Book 3 - Chapter 13
In this chapter, Calvin offers two additional thoughts as regards his belief (offered in the previous chapter) that God’s justification of us (God declaring us free from sin and inviting us into a loving relationship) is an absolutely free gift that we cannot earn but can only accept.
Summary: Calvin begins the chapter: “Here indeed, we are especially to note two things: namely, that the Lord’s glory should stand undiminished and, so to speak, in good repair, and that our consciences in the presence of his judgment should have peaceful rest and serene tranquility” (pg. 763). In order to understand Calvin’s first point about maintaining the Lord’s glory undiminished, we need to understand what he means by “the Lord’s glory.” For Calvin, the Lord’s glory is the essence of God’s reality. God is glorious. We experience this glory in the beauty of creation, in Jesus’ saving work and in the work of the Spirit in the church (because these are the actions of God self). Our task is to return this glory back to God rather than keeping any of it for ourselves. The way we return it is by giving God all credit for God’s work through acts of praise and thanksgiving (giving credit where credit is due).
One way to think of this is to see God’s glory as light shining from the sun. The task of human beings is to reflect that light back to God. We reflect it back by giving God thanks and praise for everything (because it all comes from God), including our justification and salvation. We diminish God’s glory when we keep any credit for ourselves (and in this case credit for our justification/salvation). While this may seem odd to us, for Calvin it makes sense because God is the source of everything and we are merely the recipients. He writes, “For as long as man has anything to say in his own defense (meaning we say that we participate in our justification/ salvation), he detracts…from God’s glory...man cannot without sacrilege claim for himself, even a crumb of righteousness, for that same amount will then be plucked and taken away from the glory of God’s righteousness” (pg. 763-5). In essence if we keep some glory and honor for ourselves we are taking what is actually God’s, thus diminishing God’s very self.
Calvin’s second point is that when we do give all glory to God, we will to find a faith that offers us peace. “…to have faith is to strengthen the mind with constant assurance and perfect confidence, to have a place to rest and plant your foot…(because) whatever God mercifully promises (saving us through faith), he also faithfully performs” (pg. 766). Calvin’s point is that because God has promised to save us, we do not need to depend upon ourselves for salvation, but rather we can depend completely upon God to save us and thus we can find a deep and profound sense of peace. “Hence Christ is called ‘King of Peace’ (Isaiah 9:6) and “our peace” (Ephesians 2:14) because he quiets all agitation of conscience…in short, we must seek peace for ourselves solely in…Christ…” (pg. 767).

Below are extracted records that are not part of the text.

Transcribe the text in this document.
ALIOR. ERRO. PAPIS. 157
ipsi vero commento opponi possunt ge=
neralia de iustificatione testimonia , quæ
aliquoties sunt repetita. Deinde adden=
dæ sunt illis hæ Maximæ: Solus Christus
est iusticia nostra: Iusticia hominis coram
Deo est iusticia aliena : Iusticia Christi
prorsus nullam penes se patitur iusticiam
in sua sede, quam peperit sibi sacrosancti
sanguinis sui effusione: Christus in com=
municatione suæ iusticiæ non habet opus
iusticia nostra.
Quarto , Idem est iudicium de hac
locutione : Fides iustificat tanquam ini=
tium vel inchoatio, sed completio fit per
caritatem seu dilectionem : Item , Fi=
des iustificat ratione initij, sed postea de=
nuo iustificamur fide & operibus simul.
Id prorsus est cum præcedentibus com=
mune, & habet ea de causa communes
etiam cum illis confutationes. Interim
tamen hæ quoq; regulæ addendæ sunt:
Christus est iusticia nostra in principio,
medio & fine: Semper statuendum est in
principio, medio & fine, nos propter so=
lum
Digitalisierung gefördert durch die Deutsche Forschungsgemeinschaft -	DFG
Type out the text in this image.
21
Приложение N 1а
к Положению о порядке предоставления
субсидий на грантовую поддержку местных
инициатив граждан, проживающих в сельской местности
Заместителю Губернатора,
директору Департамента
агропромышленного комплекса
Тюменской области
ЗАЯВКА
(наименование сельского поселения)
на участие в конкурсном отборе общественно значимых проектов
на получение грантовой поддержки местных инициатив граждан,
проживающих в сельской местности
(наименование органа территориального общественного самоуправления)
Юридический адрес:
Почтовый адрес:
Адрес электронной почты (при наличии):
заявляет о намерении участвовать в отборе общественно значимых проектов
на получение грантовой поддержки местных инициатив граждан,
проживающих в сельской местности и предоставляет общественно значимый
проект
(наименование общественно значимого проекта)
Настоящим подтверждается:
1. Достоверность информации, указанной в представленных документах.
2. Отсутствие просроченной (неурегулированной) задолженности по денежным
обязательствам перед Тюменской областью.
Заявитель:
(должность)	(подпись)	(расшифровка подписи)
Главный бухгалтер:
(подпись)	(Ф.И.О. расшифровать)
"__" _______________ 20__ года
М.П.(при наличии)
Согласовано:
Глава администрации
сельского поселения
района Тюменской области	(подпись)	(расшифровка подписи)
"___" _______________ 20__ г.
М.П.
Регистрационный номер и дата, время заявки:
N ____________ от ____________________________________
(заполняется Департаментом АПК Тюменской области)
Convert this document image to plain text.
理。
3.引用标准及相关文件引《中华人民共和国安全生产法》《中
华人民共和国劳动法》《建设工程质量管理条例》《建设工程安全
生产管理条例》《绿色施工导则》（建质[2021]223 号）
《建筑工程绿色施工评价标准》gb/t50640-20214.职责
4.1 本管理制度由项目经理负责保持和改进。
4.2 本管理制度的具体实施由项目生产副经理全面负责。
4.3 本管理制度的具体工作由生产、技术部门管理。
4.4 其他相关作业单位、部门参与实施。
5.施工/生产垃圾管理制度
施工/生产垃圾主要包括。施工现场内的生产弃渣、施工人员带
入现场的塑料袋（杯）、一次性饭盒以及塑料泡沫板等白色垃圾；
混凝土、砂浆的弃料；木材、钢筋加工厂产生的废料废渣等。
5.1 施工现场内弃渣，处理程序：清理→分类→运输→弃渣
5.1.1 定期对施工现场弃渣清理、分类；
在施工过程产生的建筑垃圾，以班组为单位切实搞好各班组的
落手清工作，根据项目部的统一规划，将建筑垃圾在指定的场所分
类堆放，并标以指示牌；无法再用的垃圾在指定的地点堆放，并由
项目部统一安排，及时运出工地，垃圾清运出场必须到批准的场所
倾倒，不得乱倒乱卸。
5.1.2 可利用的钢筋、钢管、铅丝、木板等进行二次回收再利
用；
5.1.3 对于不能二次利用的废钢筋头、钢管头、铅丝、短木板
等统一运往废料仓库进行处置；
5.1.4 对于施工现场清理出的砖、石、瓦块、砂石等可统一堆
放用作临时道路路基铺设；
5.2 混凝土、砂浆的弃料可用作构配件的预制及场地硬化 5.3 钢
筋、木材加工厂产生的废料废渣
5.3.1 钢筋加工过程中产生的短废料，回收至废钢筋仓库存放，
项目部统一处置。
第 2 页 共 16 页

Calvin concludes with these words. “Therefore, we must come to this (realization): that believers should be convinced that their…hope for the inheritance of a Heavenly Kingdom lies in the fact that…they are freely accounted righteous (declared innocent by God and are thus forgiven)” (pg. 768).
Reflection: Once again, we see Calvin working to make sure that all “glory and honor” go to God and not to us. While this is rooted in his belief that God is the source of everything and we are merely the recipients, it is also rooted in his belief that God is loving and faithful. In other words, if we are willing to give all credit for our justification/salvation to God, then we can rest easy because God does what God promises, meaning God saves us. And nothing we can do can get in the way. Thus giving glory to God (credit where credit is due) brings us inner peace.